Bars and restaurants in the Columbia area must be smoke-free by Oct. 1. USC Upstate will be smoke-free Nov.20. Will USC be next?
If Lauren Vincent has a say, it will. Vincent, a 2007 alumnus and current staff member, serves on the Healthy Carolina Taskforce on Tobacco. She's currently leading a drive to stamp out tobacco usage on the entire campus.
"I don't think it's a matter of if, but it's a matter of when," Vincent said of her goal of eliminating tobacco on campus. "With USC Upstate going completely tobacco free, it's really exciting that we could do this on the Columbia campus."
In collaboration with the National Smoke-Out Day, USC Upstate will go completely smoke-free on Nov. 20. The university said it hopes to improve health campus-wide with the ban.
USC 's mission to reduce tobacco use began in 2006, when the university, under former President Andrew Sorensen, implemented a 25-foot smoking buffer zone around all buildings.
Smokers were briefly outraged, but the university said it doesn't have too many problems enforcing the policy these days.
For smokers, Vincent said the university wants to help. USC currently offers a free smoking cessation class, in conjunction with Richland Memorial Hospital. Vincent said the university is also looking to purchase more smoking cessation medicine for students, faculty and staff.
The effects of smoking on campus are far-reaching. Each year, more than 35,000 people die in the United States from secondhand smoke, according to the American Cancer Society, and more than one million others are affected with pneumonia, exacerbated asthma, lung and ear infections and other conditions due to the smoke.
Now that Columbia area bars and restaurants are implementing the no-smoking policy, Vincent said now is as good as time as ever for the university to enact a policy of its own.
"So many of our students are restaurant and bar workers or they go out into the industry, and we would really like to show administrators the college health impact that'll have," Vincent said.

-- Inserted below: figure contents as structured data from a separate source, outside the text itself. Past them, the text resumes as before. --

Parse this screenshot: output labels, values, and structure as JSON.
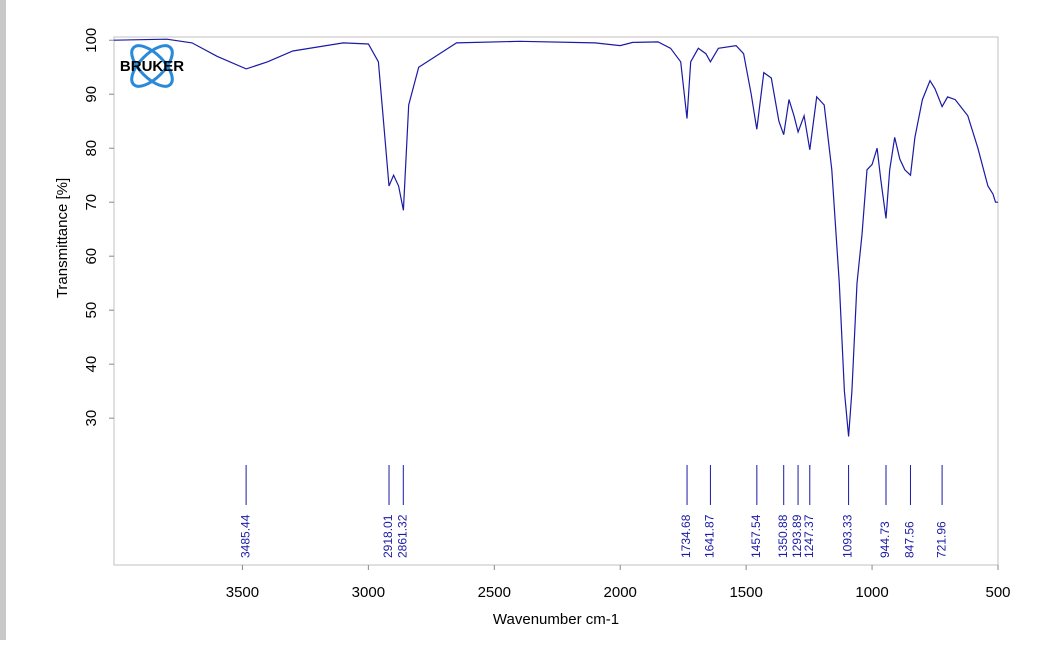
{
  "chart_data": {
    "type": "line",
    "logo": "BRUKER",
    "xlabel": "Wavenumber cm-1",
    "ylabel": "Transmittance [%]",
    "xlim": [
      4010,
      500
    ],
    "ylim": [
      2.8,
      100.6
    ],
    "xticks": [
      3500,
      3000,
      2500,
      2000,
      1500,
      1000,
      500
    ],
    "yticks": [
      30,
      40,
      50,
      60,
      70,
      80,
      90,
      100
    ],
    "color": "#1a1aa6",
    "x": [
      4010,
      3800,
      3700,
      3600,
      3485,
      3400,
      3300,
      3100,
      3000,
      2960,
      2940,
      2918,
      2900,
      2880,
      2861,
      2840,
      2800,
      2700,
      2650,
      2400,
      2100,
      2000,
      1950,
      1850,
      1800,
      1760,
      1734.68,
      1720,
      1690,
      1660,
      1641.87,
      1610,
      1540,
      1510,
      1480,
      1457.54,
      1430,
      1400,
      1370,
      1350.88,
      1330,
      1310,
      1293.89,
      1270,
      1247.37,
      1220,
      1190,
      1160,
      1130,
      1110,
      1093.33,
      1080,
      1060,
      1040,
      1020,
      1000,
      980,
      965,
      944.73,
      930,
      910,
      890,
      870,
      847.56,
      830,
      800,
      770,
      750,
      721.96,
      700,
      670,
      620,
      580,
      540,
      520,
      510,
      500
    ],
    "values": [
      100,
      100.2,
      99.5,
      97,
      94.7,
      96,
      98,
      99.5,
      99.3,
      96,
      85,
      73,
      75,
      73,
      68.5,
      88,
      95,
      98,
      99.5,
      99.8,
      99.5,
      99,
      99.6,
      99.7,
      98.5,
      96,
      85.5,
      96,
      98.5,
      97.5,
      96,
      98.5,
      99,
      97.5,
      90,
      83.5,
      94,
      93,
      85,
      82.5,
      89,
      86,
      83,
      86,
      79.7,
      89.5,
      88,
      76,
      55,
      35,
      26.6,
      35,
      55,
      64,
      76,
      77,
      80,
      74,
      67,
      76,
      82,
      78,
      76,
      75,
      82,
      89,
      92.5,
      91,
      87.7,
      89.5,
      89,
      86,
      80,
      73,
      71.5,
      70,
      70
    ],
    "peaks": [
      3485.44,
      2918.01,
      2861.32,
      1734.68,
      1641.87,
      1457.54,
      1350.88,
      1293.89,
      1247.37,
      1093.33,
      944.73,
      847.56,
      721.96
    ]
  }
}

Vincent is confident the university will completely eliminate smoking on campus. Harris Pastides, the university's new president, was formerly a faculty member in the school of public health. She thinks his background will help their chances of eliminating smoking on campus.
"We won't have to sell him on the idea because he understands that secondhand smoke is dangerous to people's health," Vincent said. "The science and evidence is there."
Some students around campus said they saw both sides of the issue.
"Personally, I don't smoke and it aggravates and annoys me," Dallas Gordon, a second-year exercise science student, said. "But there could possibly be just a designated area where smokers wouldn't disturb others."